# speakers in back doors on sentra?



## mavenali (Nov 22, 2002)

Is there anyone out there that has cut holes in the 2 rear doors on their sentra? this is something I am looking into but would not be sure how to get the wires to inside the doors......

any ideas? 

If noone has done it maybe I'll be the guniea pig.... lol


----------



## SE-RMadness (Apr 30, 2002)

You can do it... and i'm very sure you can run the wires some how. If you really want to drill a hole at the inner door jam and run the speaker wires from there.
I'm going to add two more speakers to my 200SX back but there is no door so it will be easier to run the wire without anyone seening it..


----------



## mavenali (Nov 22, 2002)

i might attempt next week after i get paid... i'll take lots of photos and do a write-up (assuming it works ok..) as where to run wires an stuff.
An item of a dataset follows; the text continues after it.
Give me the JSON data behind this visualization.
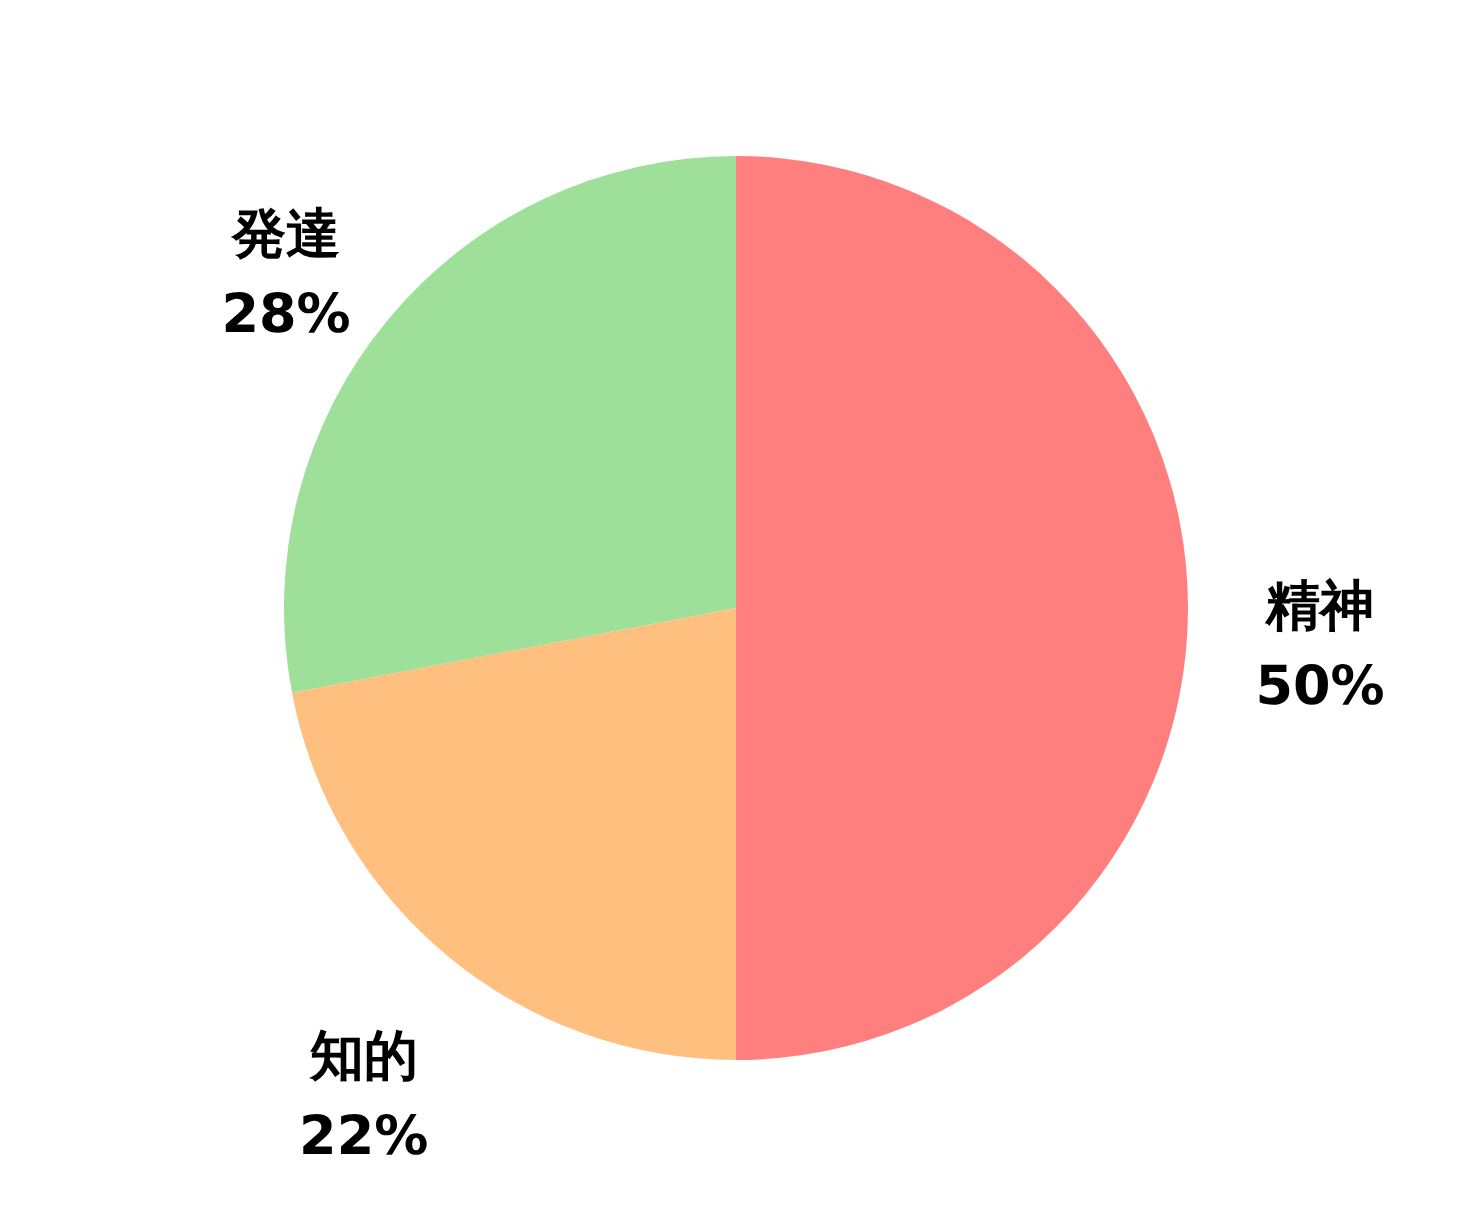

Plus this weekend i will be busy putting my 3 ways in my doors and the cone speakers in the rear seems how i finally got my system hooked up.........


----------



## SE-RMadness (Apr 30, 2002)

What three way you have?


----------



## twisted200ser (Jun 4, 2002)

run wires through existing boot just like front speakers


----------



## SE-RMadness (Apr 30, 2002)

Well, I use to have a 4 door but I can't remember if there is a tubing going into the door.. if so just run it from there. like he said.


----------



## mavenali (Nov 22, 2002)

my 3 ways right now are cheap ass walmart brand (just got new job couldn't afford good ones) but I am going tonite to pick up probably some pioneers


----------



## SE-RMadness (Apr 30, 2002)

save up the $ and get some infinity kappas.. they have the best mids and highs that i know of. Unless you want bass coming from you interior speakers. They have a 3way for about $110 a pair check ebay.


----------